My 3 week old daughter is a surprisingly heavy wetter and the microfibre inserts for her pocket nappies just aren't cutting it at the moment, especially at night. 

Also where would you suggest buying them from?

I have seen them on Tiny nippers so will probably end up buying them from there unless someone can suggest somewhere better (ideally in the UK as cant wait for shipping from overseas).

:)


----------



## jenstar

I've never heard of bamboo charcoal being used like that, just did a quick google and didn't see anything either. But anyway, I use bamboo and get on very well with it. You can also get cotton (usually unbleached organic cotton) and hemp boosters. I've never tried hemp.

You can also get full bamboo inserts which might be good for overnight. Although I suppose you could just use 5 boosters instead of one microfibre insert plus one booster.
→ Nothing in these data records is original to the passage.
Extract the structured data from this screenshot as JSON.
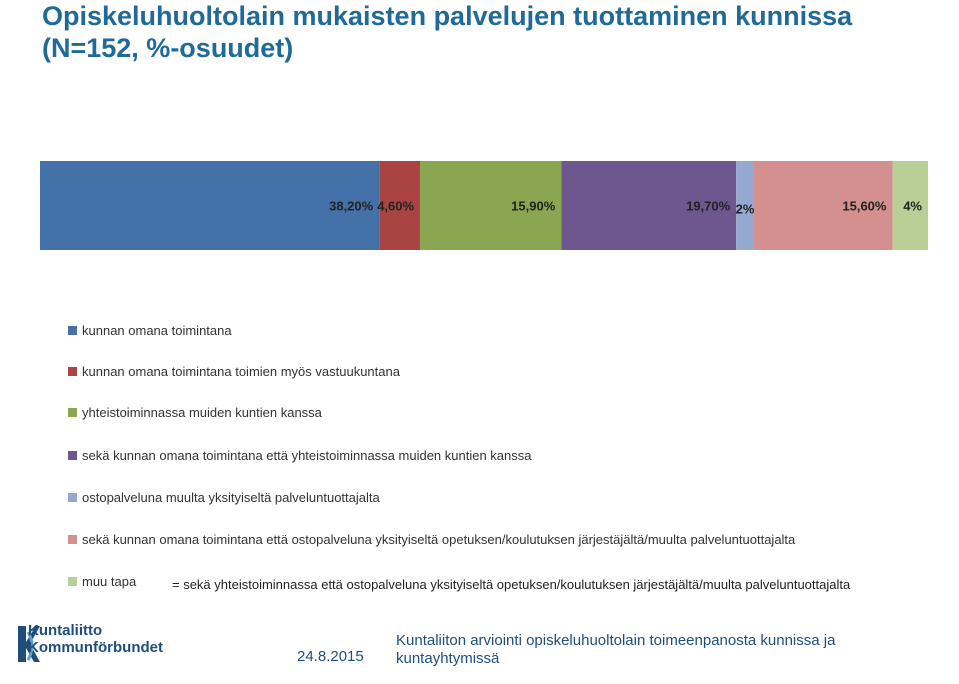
{
  "slide": {
    "title": "Opiskeluhuoltolain mukaisten palvelujen tuottaminen kunnissa (N=152, %-osuudet)"
  },
  "chart_data": {
    "type": "bar",
    "orientation": "horizontal-stacked-100",
    "series": [
      {
        "name": "kunnan omana toimintana",
        "value": 38.2,
        "label": "38,20%",
        "color": "#4472a8"
      },
      {
        "name": "kunnan omana toimintana toimien myös vastuukuntana",
        "value": 4.6,
        "label": "4,60%",
        "color": "#a94442"
      },
      {
        "name": "yhteistoiminnassa muiden kuntien kanssa",
        "value": 15.9,
        "label": "15,90%",
        "color": "#8aa650"
      },
      {
        "name": "sekä kunnan omana toimintana että yhteistoiminnassa muiden kuntien kanssa",
        "value": 19.7,
        "label": "19,70%",
        "color": "#6d578e"
      },
      {
        "name": "ostopalveluna muulta yksityiseltä palveluntuottajalta",
        "value": 2,
        "label": "2%",
        "color": "#94a8d0"
      },
      {
        "name": "sekä kunnan omana toimintana että ostopalveluna yksityiseltä opetuksen/koulutuksen järjestäjältä/muulta palveluntuottajalta",
        "value": 15.6,
        "label": "15,60%",
        "color": "#d3908e"
      },
      {
        "name": "muu tapa",
        "value": 4,
        "label": "4%",
        "color": "#b9cf95"
      }
    ],
    "legend_position": "bottom",
    "grid": false
  },
  "legend_note": "= sekä yhteistoiminnassa että ostopalveluna yksityiseltä opetuksen/koulutuksen järjestäjältä/muulta palveluntuottajalta",
  "footer": {
    "logo_line1": "Kuntaliitto",
    "logo_line2": "Kommunförbundet",
    "date": "24.8.2015",
    "title": "Kuntaliiton arviointi opiskeluhuoltolain toimeenpanosta kunnissa ja kuntayhtymissä"
  }
}
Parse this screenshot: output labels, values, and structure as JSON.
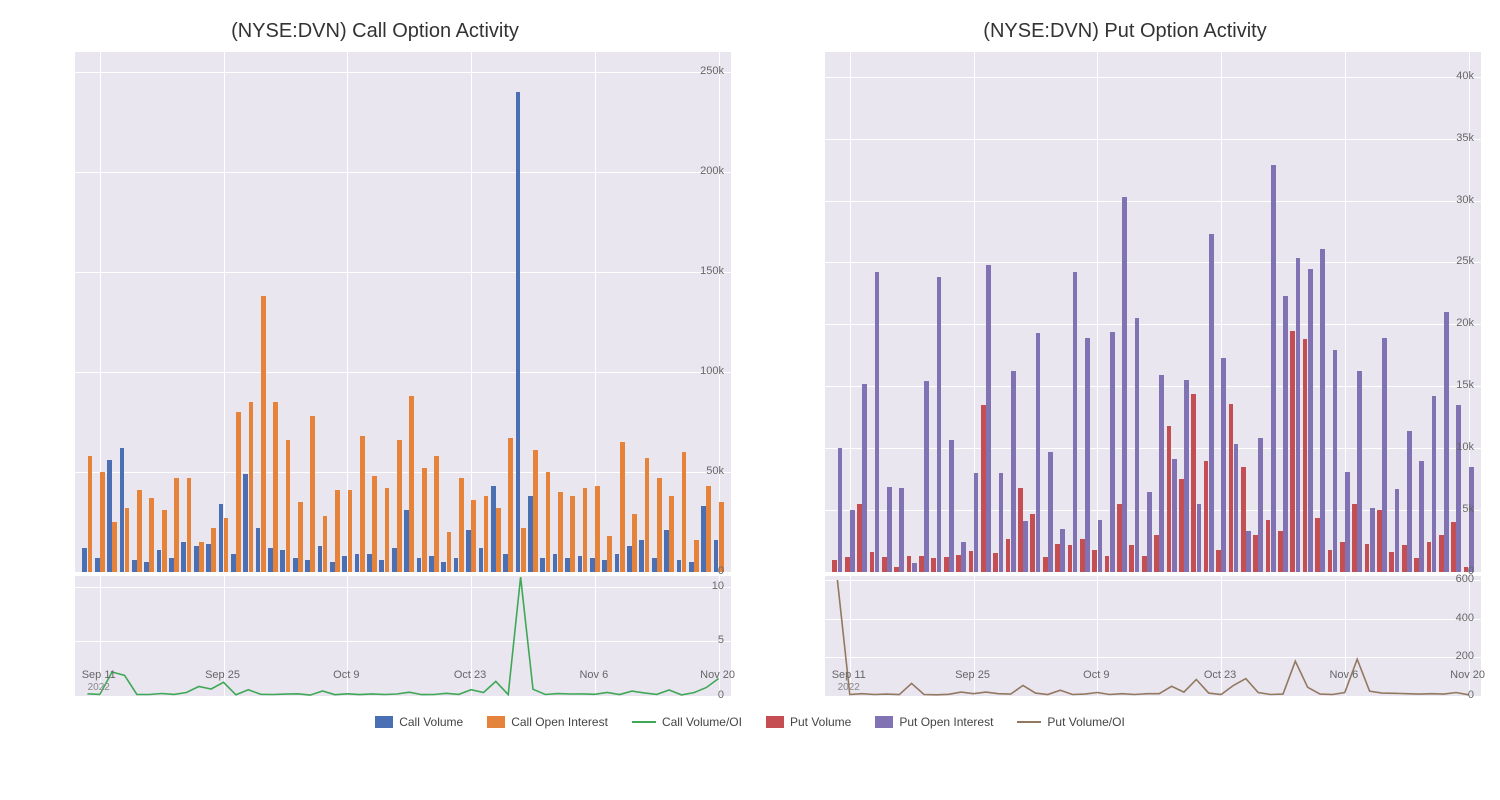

I bought the boosters I use currently from little lambs own website but those and similar ones are widely available online.


----------



## charlotte88

i think i will be going with the bamboo as they seem to have better feedback across the majority of websites :).

I have found some Little lamb bamboo insterts on a website 10 for £12. Is this a good price to pay? and will they work in my pocket nappies?

Sorry if these all seem like silly questions but im still a bit of a cloth newbie :D

xx


----------



## Rachel_C

The LL boosters are the same price pretty much everywhere at 10 for £12. I usually go direct so they're not spending money ebay/paypal fees elsewhere, or to somewhere like Fill Your Pants cos Laura is lovely there! 

I have a mix of size 1 and size 2 ones for my kiddies, but really I should just have bought size 2s as they fit in all of our small fitteds and will fit in one-size nappies with no problem. 

I've only seen bamboo charcoal reviewed here - https://www.clothnappy.info/15-07-2011/dotty-bots-bamboo-charcoal-booster-review/#more-2668 - but it got a very positive review. I've been meaning to get some to try actually, thanks for reminding me! 

You should find that anything sold as a booster will fit in pretty much all nappies, pockets included. If you're buying inserts, I would check the size and compare to your existing inserts. If they're too wide you might find they're a bit awkward or cause issues.


----------



## charlotte88

took your advice rachel and ordered 20 of the size 1 bamboo boosters from fill your pants :).

The micro fibre used to be fine for her but now she can only go 2 1/2 hours before she needs changing or she leaks out of her nappy :(.

Hopefully these do the trick of keeping her dry a little longer. Her dad is saying if she keeps leaking out we will go back to disposable and i cant do that :'( 

xx


----------



## jen1604

I have a couple of bamboo charcoal inserts and to be honest haven't been that impressed with them.

I think you've made the right choice with the ones you've picked :thumbup:


----------